Ahh, to be able to read satires on the bad old days of the Cold War, the lunacy of MAD and the prospective end of the world from the relative safety of the "New World Order". I did quite a bit of my growing up in the '80s and can still vividly remember discovering for the first time (in about 1984, I think it was) that at any given moment we could all be dead within five minutes. It put a bit of a dampener on Christmas that year, I can tell you.

This Is The Way The World Ends was first published in 1986 (it's republished in a paperback version of the nostalgic Victor Gollancz yellow jacket) but seems as though it could have been published at almost any time from the 1960s to the collapse of the Soviet Union.

Everyman George Paxton sees his family and everyone else wiped out in a nuclear war a matter of minutes after he has accepted a free SCOPAS (Self-Contained Post-Attack Survival) suit that he hopes will protect his young daughter in the event of a holocaust (it doesn't). The suit comes free on the proviso that Paxton signs a contract that acknowledges his complicity in the nuclear arms race, having not actively done anything about it.

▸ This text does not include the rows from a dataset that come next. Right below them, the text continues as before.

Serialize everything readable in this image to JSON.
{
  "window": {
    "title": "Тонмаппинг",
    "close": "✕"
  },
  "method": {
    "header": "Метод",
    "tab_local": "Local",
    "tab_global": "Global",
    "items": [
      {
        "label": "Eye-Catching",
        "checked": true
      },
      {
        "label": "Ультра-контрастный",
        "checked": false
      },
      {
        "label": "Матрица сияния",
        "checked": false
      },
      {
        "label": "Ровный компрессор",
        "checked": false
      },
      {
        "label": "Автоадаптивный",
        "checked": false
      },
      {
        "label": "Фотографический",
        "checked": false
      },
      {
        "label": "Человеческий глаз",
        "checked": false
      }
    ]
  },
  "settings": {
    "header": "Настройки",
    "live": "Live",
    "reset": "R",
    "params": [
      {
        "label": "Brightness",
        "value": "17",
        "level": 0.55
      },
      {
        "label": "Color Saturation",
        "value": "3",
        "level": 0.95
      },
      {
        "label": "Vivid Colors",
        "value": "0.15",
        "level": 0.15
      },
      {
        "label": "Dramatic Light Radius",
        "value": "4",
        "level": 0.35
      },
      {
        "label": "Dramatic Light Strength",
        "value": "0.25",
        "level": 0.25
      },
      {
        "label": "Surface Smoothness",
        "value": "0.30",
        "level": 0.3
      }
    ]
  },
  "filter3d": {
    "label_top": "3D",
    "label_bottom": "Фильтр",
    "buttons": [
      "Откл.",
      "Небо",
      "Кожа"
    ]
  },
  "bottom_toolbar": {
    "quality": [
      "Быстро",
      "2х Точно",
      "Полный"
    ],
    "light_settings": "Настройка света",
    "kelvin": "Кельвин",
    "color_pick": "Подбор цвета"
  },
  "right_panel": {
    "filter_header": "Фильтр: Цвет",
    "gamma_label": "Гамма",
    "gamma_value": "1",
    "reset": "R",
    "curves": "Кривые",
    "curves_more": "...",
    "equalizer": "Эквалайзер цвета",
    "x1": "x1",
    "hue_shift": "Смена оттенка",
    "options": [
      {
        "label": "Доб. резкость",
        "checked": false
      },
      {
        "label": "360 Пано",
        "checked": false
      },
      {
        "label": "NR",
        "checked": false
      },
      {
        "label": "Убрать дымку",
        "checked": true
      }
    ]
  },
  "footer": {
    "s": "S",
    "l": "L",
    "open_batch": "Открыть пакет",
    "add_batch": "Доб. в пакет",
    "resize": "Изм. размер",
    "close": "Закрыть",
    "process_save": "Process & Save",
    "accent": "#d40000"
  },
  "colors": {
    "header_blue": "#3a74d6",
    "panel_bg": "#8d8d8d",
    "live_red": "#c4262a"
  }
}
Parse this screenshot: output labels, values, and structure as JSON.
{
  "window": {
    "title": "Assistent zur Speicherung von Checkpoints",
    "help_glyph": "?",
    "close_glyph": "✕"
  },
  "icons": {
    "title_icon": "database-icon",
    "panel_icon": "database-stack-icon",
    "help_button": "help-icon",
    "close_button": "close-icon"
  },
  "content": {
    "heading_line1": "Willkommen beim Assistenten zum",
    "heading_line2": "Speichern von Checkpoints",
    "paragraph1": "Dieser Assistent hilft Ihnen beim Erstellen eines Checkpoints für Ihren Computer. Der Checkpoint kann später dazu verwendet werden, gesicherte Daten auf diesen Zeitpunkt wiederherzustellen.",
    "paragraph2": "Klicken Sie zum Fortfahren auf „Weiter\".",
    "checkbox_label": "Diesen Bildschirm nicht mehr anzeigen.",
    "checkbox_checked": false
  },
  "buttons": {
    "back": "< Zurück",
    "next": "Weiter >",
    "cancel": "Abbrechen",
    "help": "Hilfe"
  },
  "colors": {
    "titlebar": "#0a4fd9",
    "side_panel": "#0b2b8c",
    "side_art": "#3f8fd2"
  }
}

Miraculously surviving the end of the world, Paxton is whisked off by submarine to the Antarctic, there to stand trial as per his contract, for complicity in the destruction of mankind.

Let's not be under any illusions here, This Is The Way The World Ends is not a realist novel, it's an Alice In Wonderland trip through possibly the most "Wonderland" scenario of all time: the aftermath of a nuclear holocaust. And it's very nearly funny.

Now that the immediate threat of global annihilation has largely receded it's possible to read This Is The Way The World Ends as a work of inspired lunacy - before suddenly recalling that this is how things were. The horror in Morrow's magic realist satire is not in the physical descriptions of the aftermath - which have been done more than adequately elsewhere - but in the Catch-22 reasoning that the characters brought up for post-war trial exhibit, some of which is genuinely inspired.

Only some of This Is The Way The World Ends is quite as inspired though. The book is rather too long, some of the characters are unnecessary and annoying, and some of it just too unreasonably bizarre - to say 'unrealistic' would be to miss the point somewhat, but a satire always needs some grounding in reality. Most of the characters are just devices for the points Morrow has to make, having no exterior life of their own, and sooner or later the reader begins to tire of them.
The book would, I think, have worked just as well as a longish novella.

That said, This Is The Way The World Ends is a nasty poke in the ribs for anyone still celebrating our "victory" in the Cold War, a stiff reminder that it was a stupid and insane period in our history, one that we'd all do well to remember for a long time to come.